Stocks rebound after data; financials climb
NEW YORK — Stocks rose on Thursday, after a batch of economic data pointed to an improving economy and investors reassessed Fed Chair Janet Yellen’s comments that had fueled speculation of an earlier-than-expected rate hike by the central bank.
After several weeks of soft economic data attributed by many investors to harsh winter weather conditions, labor market data on Thursday showed the number of Americans filing for jobless benefits hovered near three-month lows last week. A report from the Federal Reserve Bank of Philadelphia showed that factory activity in the Mid-Atlantic region rebounded in March, suggesting economic momentum may be on the upswing.
“I didn’t see anything that had me jumping for joy, but it seems more like the smoldering, slowly improving economy,” said Stephen Massocca, managing director of Wedbush Equity Management LLC in San Francisco.
Financial shares, which are tied to the pace of economic growth, were among Thursday’s biggest gainers, with the S&P financial sector index up 1.7 percent. After the close, the Federal Reserve said 29 out of 30 major banks met the minimum hurdle in its annual health check.
JPMorgan Chase & Co gained 3.1 percent to $60.11, rising above $60 for the first time since April 2000. Citigroup Inc advanced 2.6 percent to $50.22.
In her first press conference as chair of the Federal Reserve, Janet Yellen on Wednesday indicated that the first increase in interest rates could come in the first half of next year. She estimated the “considerable period” between the end of the Fed’s stimulus and its first rate increase at possibly six months. Analysts widely expected a hike in the second half of 2015.
“Her point is, it could be six months because if the data dictates it, they will do it. But I don’t see anything in the data today that is demonstrating we have a runaway economy here,” Massocca said.
The Dow Jones industrial average rose 108.88 points or 0.67 percent, to end at 16,331.05. The S&P 500 gained 11.24 points or 0.60 percent, to finish at 1,872.01. The Nasdaq Composite added 11.684 points or 0.27 percent, to close at 4,319.286.
The S&P 500 is roughly 6 points away from its record closing high, but volume has been anemic on positive market days, suggesting limited conviction behind the move. According to the latest Reuters poll of analysts, the S&P 500 is expected to end 2014 at 1,950, less than 5 percent above current levels.
Volume is expected to surge on Friday as options expiration takes place alongside multiple index rebalances. Credit Suisse estimates $14 billion in gross trading will stem from the S&P 500 index rebalance, with another $6 billion coming from rebalancing in other indexes.

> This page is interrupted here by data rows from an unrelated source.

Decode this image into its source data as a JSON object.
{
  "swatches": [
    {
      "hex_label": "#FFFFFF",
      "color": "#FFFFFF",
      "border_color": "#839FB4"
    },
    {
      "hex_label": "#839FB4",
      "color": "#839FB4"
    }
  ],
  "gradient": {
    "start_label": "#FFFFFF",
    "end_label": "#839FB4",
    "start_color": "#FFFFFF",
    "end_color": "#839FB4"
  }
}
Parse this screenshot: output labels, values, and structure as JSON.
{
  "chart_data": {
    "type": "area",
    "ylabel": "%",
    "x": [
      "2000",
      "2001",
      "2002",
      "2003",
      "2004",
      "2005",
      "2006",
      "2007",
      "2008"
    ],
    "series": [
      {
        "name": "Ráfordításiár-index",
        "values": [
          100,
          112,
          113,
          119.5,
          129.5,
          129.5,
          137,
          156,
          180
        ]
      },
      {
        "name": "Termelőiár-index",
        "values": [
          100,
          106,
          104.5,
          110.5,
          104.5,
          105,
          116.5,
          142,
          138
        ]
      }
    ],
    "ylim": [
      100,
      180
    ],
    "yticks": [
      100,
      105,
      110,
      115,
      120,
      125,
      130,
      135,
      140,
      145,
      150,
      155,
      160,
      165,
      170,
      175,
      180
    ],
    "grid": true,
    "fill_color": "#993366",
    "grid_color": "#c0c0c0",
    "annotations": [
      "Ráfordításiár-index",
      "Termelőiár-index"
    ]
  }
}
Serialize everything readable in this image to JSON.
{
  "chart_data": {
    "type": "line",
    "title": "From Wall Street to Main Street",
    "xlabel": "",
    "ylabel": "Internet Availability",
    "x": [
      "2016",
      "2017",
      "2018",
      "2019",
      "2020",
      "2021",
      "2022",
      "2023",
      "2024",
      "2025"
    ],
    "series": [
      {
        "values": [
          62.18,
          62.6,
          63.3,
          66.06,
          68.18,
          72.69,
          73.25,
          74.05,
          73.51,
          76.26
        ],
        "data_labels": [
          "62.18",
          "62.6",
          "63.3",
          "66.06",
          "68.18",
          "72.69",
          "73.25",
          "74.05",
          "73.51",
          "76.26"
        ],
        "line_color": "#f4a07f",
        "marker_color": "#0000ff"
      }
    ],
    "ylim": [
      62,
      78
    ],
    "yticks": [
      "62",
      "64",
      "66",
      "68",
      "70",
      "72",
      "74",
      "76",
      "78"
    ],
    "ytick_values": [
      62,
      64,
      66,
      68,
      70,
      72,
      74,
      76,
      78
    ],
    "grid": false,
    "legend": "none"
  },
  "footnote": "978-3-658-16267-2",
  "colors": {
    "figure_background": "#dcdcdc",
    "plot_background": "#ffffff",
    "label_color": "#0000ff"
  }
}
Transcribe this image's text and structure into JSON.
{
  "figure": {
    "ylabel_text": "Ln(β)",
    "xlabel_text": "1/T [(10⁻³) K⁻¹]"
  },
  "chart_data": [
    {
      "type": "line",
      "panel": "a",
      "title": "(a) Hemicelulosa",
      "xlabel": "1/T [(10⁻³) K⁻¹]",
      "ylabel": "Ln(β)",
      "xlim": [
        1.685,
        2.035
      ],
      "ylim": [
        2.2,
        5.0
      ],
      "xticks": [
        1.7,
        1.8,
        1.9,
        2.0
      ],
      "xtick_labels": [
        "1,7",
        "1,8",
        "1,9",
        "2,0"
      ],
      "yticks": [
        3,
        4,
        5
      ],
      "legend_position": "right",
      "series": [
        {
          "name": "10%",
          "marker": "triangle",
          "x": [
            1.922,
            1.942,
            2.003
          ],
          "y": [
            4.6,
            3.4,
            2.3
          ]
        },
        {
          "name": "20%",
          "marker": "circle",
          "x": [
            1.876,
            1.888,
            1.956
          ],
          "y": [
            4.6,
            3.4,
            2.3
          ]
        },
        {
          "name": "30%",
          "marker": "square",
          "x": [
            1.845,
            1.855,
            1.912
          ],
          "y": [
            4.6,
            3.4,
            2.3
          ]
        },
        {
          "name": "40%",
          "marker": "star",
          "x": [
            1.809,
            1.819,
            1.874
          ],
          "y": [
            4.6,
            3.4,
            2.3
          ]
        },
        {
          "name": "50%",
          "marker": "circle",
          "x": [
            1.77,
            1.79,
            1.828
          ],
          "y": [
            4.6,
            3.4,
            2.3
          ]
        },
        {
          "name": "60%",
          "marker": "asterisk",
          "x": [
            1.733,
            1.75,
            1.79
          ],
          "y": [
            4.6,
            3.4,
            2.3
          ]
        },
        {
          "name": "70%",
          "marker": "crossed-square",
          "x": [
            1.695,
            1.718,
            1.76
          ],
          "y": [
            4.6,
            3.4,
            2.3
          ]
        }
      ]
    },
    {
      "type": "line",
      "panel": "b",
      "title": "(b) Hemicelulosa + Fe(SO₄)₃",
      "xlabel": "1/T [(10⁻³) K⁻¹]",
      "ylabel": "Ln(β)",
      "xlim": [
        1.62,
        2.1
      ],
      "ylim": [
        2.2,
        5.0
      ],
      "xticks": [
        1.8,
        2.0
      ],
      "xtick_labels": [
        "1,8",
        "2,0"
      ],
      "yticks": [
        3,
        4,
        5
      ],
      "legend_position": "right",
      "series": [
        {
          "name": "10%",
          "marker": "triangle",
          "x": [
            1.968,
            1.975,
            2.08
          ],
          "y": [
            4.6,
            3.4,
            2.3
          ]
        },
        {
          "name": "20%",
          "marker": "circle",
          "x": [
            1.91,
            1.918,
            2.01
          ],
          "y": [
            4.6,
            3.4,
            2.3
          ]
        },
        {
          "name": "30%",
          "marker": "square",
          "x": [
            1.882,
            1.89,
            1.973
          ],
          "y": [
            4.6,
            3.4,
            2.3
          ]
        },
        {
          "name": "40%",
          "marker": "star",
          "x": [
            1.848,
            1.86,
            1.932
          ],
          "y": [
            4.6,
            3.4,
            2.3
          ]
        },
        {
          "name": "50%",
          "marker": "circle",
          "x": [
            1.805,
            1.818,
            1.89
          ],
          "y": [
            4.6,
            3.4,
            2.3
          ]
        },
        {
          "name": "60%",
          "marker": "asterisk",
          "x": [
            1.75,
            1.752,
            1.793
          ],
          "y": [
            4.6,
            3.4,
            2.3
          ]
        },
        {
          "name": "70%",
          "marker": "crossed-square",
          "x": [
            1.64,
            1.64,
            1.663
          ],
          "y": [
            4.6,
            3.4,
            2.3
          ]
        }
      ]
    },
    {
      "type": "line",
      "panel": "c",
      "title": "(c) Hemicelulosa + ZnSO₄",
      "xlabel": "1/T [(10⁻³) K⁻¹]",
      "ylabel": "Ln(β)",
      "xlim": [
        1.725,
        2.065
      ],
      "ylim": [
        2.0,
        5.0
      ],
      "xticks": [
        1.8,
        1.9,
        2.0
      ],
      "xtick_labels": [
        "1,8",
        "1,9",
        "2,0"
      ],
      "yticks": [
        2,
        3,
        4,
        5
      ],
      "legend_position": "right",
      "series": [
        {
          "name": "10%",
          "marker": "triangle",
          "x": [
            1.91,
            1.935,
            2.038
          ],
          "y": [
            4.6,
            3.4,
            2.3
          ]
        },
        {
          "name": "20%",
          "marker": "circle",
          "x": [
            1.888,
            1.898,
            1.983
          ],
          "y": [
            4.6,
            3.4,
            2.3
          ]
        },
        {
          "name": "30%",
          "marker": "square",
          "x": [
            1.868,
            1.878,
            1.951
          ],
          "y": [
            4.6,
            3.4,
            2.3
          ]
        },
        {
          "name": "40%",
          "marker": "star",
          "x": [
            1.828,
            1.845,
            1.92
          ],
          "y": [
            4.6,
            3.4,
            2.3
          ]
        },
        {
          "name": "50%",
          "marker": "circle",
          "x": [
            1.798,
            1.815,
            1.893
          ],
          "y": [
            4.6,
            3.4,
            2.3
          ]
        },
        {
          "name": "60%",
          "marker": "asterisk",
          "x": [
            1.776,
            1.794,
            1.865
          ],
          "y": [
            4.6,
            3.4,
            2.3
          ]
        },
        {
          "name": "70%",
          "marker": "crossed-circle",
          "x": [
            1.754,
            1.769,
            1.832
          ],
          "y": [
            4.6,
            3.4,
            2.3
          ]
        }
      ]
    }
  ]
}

Geopolitical concerns continued to be monitored as Russian troops seized two Ukrainian naval bases, including a headquarters in the Crimean port of Sevastopol.
President Barack Obama announced sanctions on Thursday against prominent Russians, including close allies of President Vladimir Putin, as Moscow raced to complete its annexation of Crimea and built up its forces in the region.
In turn, Russia imposed retaliatory sanctions on nine U.S. officials and lawmakers, warning the West it would hit back over “every hostile thrust.”
While few U.S. companies have outsized exposure to the region, investors are concerned about the fallout from any escalation in tension.
Lennar Corp reported a sharp jump in its first-quarter profit, helped by higher prices. The results came a day after KB Home posted similarly strong results in a bullish read on the housing market. Housing data also showed U.S. existing home sales at a 19-month low in February.
Lennar’s shares fell 2.5 percent to $40.32 and KB Home lost 2.7 percent to $18.21. The PHLX housing sector index lost 1.2 percent.
Jabil Circuit Inc forecast 2015 core earnings above Wall Street’s estimates as the struggling contract electronics maker expects to recover from the loss of its business with BlackBerry Ltd . Jabil Circuit’s stock slid 2.8 percent to $17.74.
On the downside, the Nasdaq’s gains were limited by weakness in large-cap internet shares. Amazon.com Inc fell 1.1 percent to $368.97 while Facebook Inc dropped 1.9 percent to $66.97.
Volume was light, with about 5.9 billion shares traded on U.S. exchanges, below the 6.7 billion average so far this month, according to data from BATS Global Markets.
Declining stocks outnumbered advancing ones on the New York Stock Exchange by 1,547 to 1,468. On the Nasdaq, the breadth was positive, with advancers beating decliners by 1,384 to 1,229.